Monday, Nov. 28, 1988

Will His Deal Go Up in Smoke?

By Frederick Ungeheuer

When Ross Johnson, president of RJR Nabisco, proposed last month that the tobacco-and-food conglomerate he had helped assemble only three years earlier be "put into play" and broken up, he had reason to believe that the company's board of directors would support him. After all, he had treated the outside directors on RJR's board well, paying them lavish fees and providing access to the company's corporate jets. Moreover, his offer was the largest leveraged-buyout bid in history and would give RJR's stockholders a rich, immediate payout.

Johnson, 56, may have grossly miscalculated. When he announced during an Oct. 19 dinner at Atlanta's Waverly hotel that he and seven other managers intended to take the company private in a $17.6 billion leveraged buyout, RJR's board members reacted with shock, one of them now says, "because he was raiding the company from the inside." At first blush, the $75-a-share offer seemed generous, compared with the market price of about $56 at the time. But the directors' shock became outrage when they later learned about the huge piece of the action that Johnson and his top executives planned to grab for themselves: a payoff that could conceivably amount to $2.6 billion in five years. The Johnson gang's greedy overreach could wind up entirely undoing the proposed LBO

A committee of the company's directors responded to Johnson's proposal on Nov. 7 by opening the bidding for RJR to all comers, setting last Friday as the deadline. Two days before the auction closed, one potential bidder, the Manhattan investment firm Forstmann Little, scrapped its planned offer. Forstmann's departure left two contenders: the RJR management group, which had upped its offer to $21 billion ($92 a share), and the investment firm Kohlberg Kravis Roberts, with its bid of $20.6 billion ($90). RJR's board could take as long as several weeks to study all new offers, including revised versions and ^ possibly even a joint bid by KKR and Johnson's group, before recommending one to the company's stockholders. In the end, it may not accept any of them.

Instead, the board could decide that the best course of action would be to sell off the company's subsidiaries without going through an LBO. The board might sell Nabisco's food divisions and distribute the proceeds to stockholders. Although this would take longer, RJR Nabisco could be worth more than $100 a share. Few corporations have a more marketable package of assets, which include such consumer brands as Del Monte canned goods, Blue Bonnet margarine, Planters nuts and dozens more.

The strategy of the RJR board seems designed to thwart Johnson's effort, in part because it would give him and his team too large a share of the goodies. While precise details of the Johnson group's stake have not been announced, several insiders have leaked the terms. Under Johnson's proposal, 90% of the company's equity, roughly $18 billion, would be swapped for debt. He and his group would control about 8.5% of the remaining equity, which would be sold to them for just $20 million but would immediately be worth about $200 million. The management group has also given itself incentive payments, which, if certain profit targets were met, would increase its stake to just under 20% over five years. If everything went as planned, the value could be as much as $2.6 billion by then. Johnson's personal share: $1 billion or more.
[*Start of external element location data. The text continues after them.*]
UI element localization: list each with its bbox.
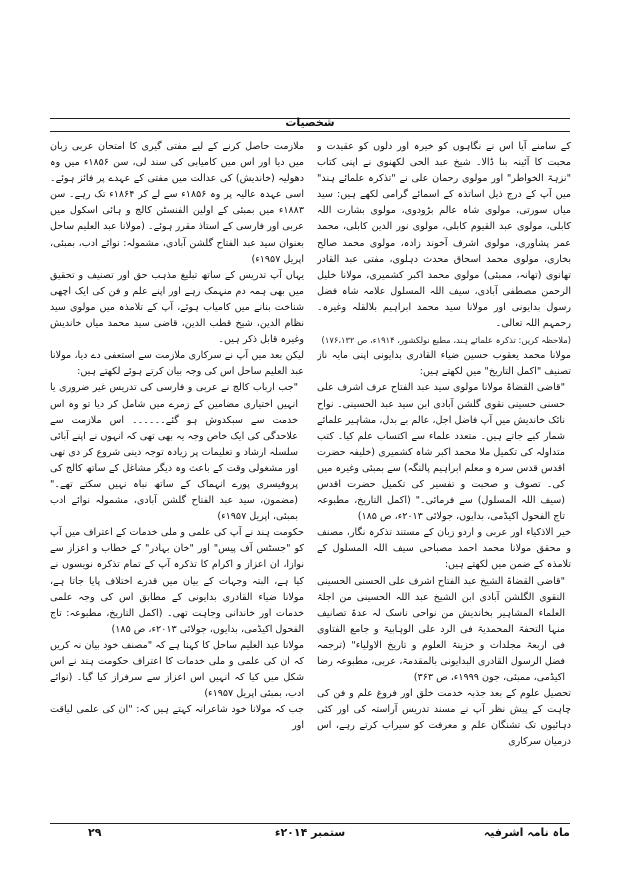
magazine-name: ماہ نامہ اشرفیہ: [483, 826, 570, 839]
body-paragraph: مولانا محمد یعقوب حسین ضیاء القادری بدایونی اپنی مایہ ناز تصنیف "اکمل التاریخ" میں لکھتے ہیں:: [317, 350, 571, 378]
page-number: ۲۹: [88, 826, 102, 839]
body-paragraph: ملازمت حاصل کرنے کے لیے مفتی گیری کا امتحان عربی زبان میں دیا اور اس میں کامیابی کی سند لی، سن ۱۸۵۶ء میں وہ دھولیہ (خاندیش) کی عدالت میں مفتی کے عہدے پر فائز ہوئے۔ اسی عہدہ عالیہ پر وہ ۱۸۵۶ء سے لے کر ۱۸۶۴ء تک رہے۔ سن ۱۸۸۳ء میں بمبئی کے اولین الفنسٹن کالج و ہائی اسکول میں عربی اور فارسی کے استاذ مقرر ہوئے۔ (مولانا عبد العلیم ساحل بعنوان سید عبد الفتاح گلشن آبادی، مشمولہ: نوائے ادب، بمبئی، اپریل ۱۹۵۷ء): [50, 141, 304, 265]
body-paragraph: مولانا عبد العلیم ساحل کا کہنا ہے کہ "مصنف خود بیان نہ کریں کہ ان کی علمی و ملی خدمات کا اعتراف حکومت ہند نے اس شکل میں کیا کہ انہیں اس اعزاز سے سرفراز کیا گیا۔ (نوائے ادب، بمبئی اپریل ۱۹۵۷ء): [50, 639, 304, 700]
left-text-column: [50, 139, 304, 819]
footer-rule: [50, 823, 570, 824]
body-paragraph: حکومت ہند نے آپ کی علمی و ملی خدمات کے اعتراف میں آپ کو "جسٹس آف پیس" اور "خان بہادر" کے خطاب و اعزاز سے نوازا، ان اعزاز و اکرام کا تذکرہ آپ کے تمام تذکرہ نویسوں نے کیا ہے، البتہ وجہات کے بیان میں قدرے اختلاف پایا جاتا ہے، مولانا ضیاء القادری بدایونی کے مطابق اس کی وجہ علمی خدمات اور خاندانی وجاہت تھی۔ (اکمل التاریخ، مطبوعہ: تاج الفحول اکیڈمی، بدایوں، جولائی ۲۰۱۳ء، ص ۱۸۵): [50, 527, 304, 635]
quotation-paragraph: "قاضی القضاۃ الشیخ عبد الفتاح اشرف علی الحسنی الحسینی النقوی الگلشن آبادی ابن الشیخ عبد اللہ الحسینی من اجلۃ العلماء المشاہیر بخاندیش من نواحی ناسک لہ عدۃ تصانیف منہا التحفۃ المحمدیۃ فی الرد علی الوہابیۃ و جامع الفتاوی فی اربعۃ مجلدات و خزینۃ العلوم و تاریخ الاولیاء" (ترجمہ فضل الرسول القادری البدایونی بالمقدمۃ، عربی، مطبوعہ رضا اکیڈمی، ممبئی، جون ۱۹۹۹ء، ص ۳۶۳): [317, 575, 565, 684]
issue-date: ستمبر ۲۰۱۴ء: [274, 826, 346, 839]
body-paragraph: جب کہ مولانا خود شاعرانہ کہتے ہیں کہ: "ان کی علمی لیاقت اور: [50, 704, 304, 732]
right-text-column: [317, 139, 571, 819]
section-title: شخصیات: [285, 116, 335, 129]
body-paragraph: یہاں آپ تدریس کے ساتھ تبلیغ مذہب حق اور تصنیف و تحقیق میں بھی ہمہ دم منہمک رہے اور اپنے علم و فن کی ایک اچھی شناخت بنانے میں کامیاب ہوئے، آپ کے تلامذہ میں مولوی سید نظام الدین، شیخ قطب الدین، قاضی سید محمد میاں خاندیش وغیرہ قابل ذکر ہیں۔: [50, 269, 304, 346]
body-paragraph: لیکن بعد میں آپ نے سرکاری ملازمت سے استعفی دے دیا، مولانا عبد العلیم ساحل اس کی وجہ بیان کرتے ہوئے لکھتے ہیں:: [50, 350, 304, 378]
header-rule-lower: [50, 131, 570, 132]
citation-paragraph: (ملاحظہ کریں: تذکرہ علمائے ہند، مطبع نولکشور، ۱۹۱۴ء، ص ۱۷۶،۱۳۲): [321, 335, 571, 346]
body-paragraph: تحصیل علوم کے بعد جذبہ خدمت خلق اور فروغ علم و فن کی چاہت کے پیش نظر آپ نے مسند تدریس آراستہ کی اور کئی دہائیوں تک تشنگان علم و معرفت کو سیراب کرتے رہے، اس درمیان سرکاری: [317, 688, 571, 748]
body-paragraph: خیر الاذکیاء اور عربی و اردو زبان کے مستند تذکرہ نگار، مصنف و محقق مولانا محمد احمد مصباحی سیف اللہ المسلول کے تلامذہ کے ضمن میں لکھتے ہیں:: [317, 527, 571, 571]
quotation-paragraph: "قاضی القضاۃ مولانا مولوی سید عبد الفتاح عرف اشرف علی حسنی حسینی نقوی گلشن آبادی ابن سید عبد الحسینی۔ نواح نائک خاندیش میں آپ فاضل اجل، عالم بے بدل، مشاہیر علمائے شمار کیے جاتے ہیں۔ متعدد علماء سے اکتساب علم کیا۔ کتب متداولہ کی تکمیل ملا محمد اکبر شاہ کشمیری (خلیفہ حضرت اقدس قدس سرہ و معلم ابراہیم پالنگہ) سے بمبئی وغیرہ میں کی۔ تصوف و صحبت و تفسیر کی تکمیل حضرت اقدس (سیف اللہ المسلول) سے فرمائی۔" (اکمل التاریخ، مطبوعہ تاج الفحول اکیڈمی، بدایوں، جولائی ۲۰۱۳ء، ص ۱۸۵): [317, 382, 565, 523]
quotation-paragraph: "جب ارباب کالج نے عربی و فارسی کی تدریس غیر ضروری یا انہیں اختیاری مضامین کے زمرے میں شامل کر دیا تو وہ اس خدمت سے سبکدوش ہو گئے۔۔۔۔۔۔ اس ملازمت سے علاحدگی کی ایک خاص وجہ یہ بھی تھی کہ انہوں نے اپنے آبائی سلسلہ ارشاد و تعلیمات پر زیادہ توجہ دینی شروع کر دی تھی اور مشغولی وقت کے باعث وہ دیگر مشاغل کے ساتھ کالج کی پروفیسری پورے انہماک کے ساتھ نباہ نہیں سکتے تھے۔" (مضمون، سید عبد الفتاح گلشن آبادی، مشمولہ نوائے ادب بمبئی، اپریل ۱۹۵۷ء): [50, 382, 298, 523]
body-paragraph: کے سامنے آیا اس نے نگاہوں کو خیرہ اور دلوں کو عقیدت و محبت کا آئینہ بنا ڈالا۔ شیخ عبد الحی لکھنوی نے اپنی کتاب "نزہۃ الخواطر" اور مولوی رحمان علی نے "تذکرہ علمائے ہند" میں آپ کے درج ذیل اساتذہ کے اسمائے گرامی لکھے ہیں: سید میاں سورتی، مولوی شاہ عالم بڑودوی، مولوی بشارت اللہ کابلی، مولوی عبد القیوم کابلی، مولوی نور الدین کابلی، محمد عمر پشاوری، مولوی اشرف آخوند زادہ، مولوی محمد صالح بخاری، مولوی محمد اسحاق محدث دہلوی، مفتی عبد القادر تھانوی (تھانہ، ممبئی) مولوی محمد اکبر کشمیری، مولانا خلیل الرحمن مصطفی آبادی، سیف اللہ المسلول علامہ شاہ فضل رسول بدایونی اور مولانا سید محمد ابراہیم بلالقلہ وغیرہ۔ رحمہم اللہ تعالی۔: [317, 141, 571, 330]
The booty would not have ended there. The management company envisioned by Johnson and the seven other executives was to receive $38 million a year in salaries and bonuses, along with veto power over the company's board of directors.

Charles Hugel, who serves as board chairman of RJR but holds no management post, did not fully realize just how sweet a deal Johnson had arranged for himself and his team until he read a detailed account of it in the New York Times. Shareholders also began to grow resentful. Smith Bagley, a grandson of R.J. Reynolds, the company's founder, complained in a letter to Hugel, "The stockholders have been paying these top executives, and paying them handsomely, to run the company for the stockholders' benefit and not to acquire it at the stockholders' expense."

Johnson hastily tried to reassure Hugel and other members of the committee that not just a few top managers, but hundreds and most likely thousands of lower-ranking RJR Nabisco employees were to be cut in on the management's stake. But his explanation came too late. "Johnson has lost all his friends on the board," a director told TIME. To them, Johnson's proposal seemed to benefit him first and the company second.

The board has other reasons to consider rejecting a management-initiated LBO. Two of the company's bondholders, ITT and Metropolitan Life Insurance, filed lawsuits against RJR last week, alleging that Johnson's failure to inform earlier bond buyers about his LBO plan cost them millions of dollars in losses. Reason: in light of the huge amount of additional bonds that would have to be floated to finance the buyout, the company's investment-grade debt is viewed as riskier and has slumped 20% in market value.

In the final analysis, the RJR directors must think of the shareholders, who will be forced to pass up their stake in future profits if a lump-sum buyout occurs now. Since the tobacco industry's earnings potential is growing as foreign sales boom and the threat of smokers' lawsuits diminishes, the RJR board has insisted that shareholders be given a continued piece of the action. If the directors adopt that strategy, they just might decide that the company needs a different president as well.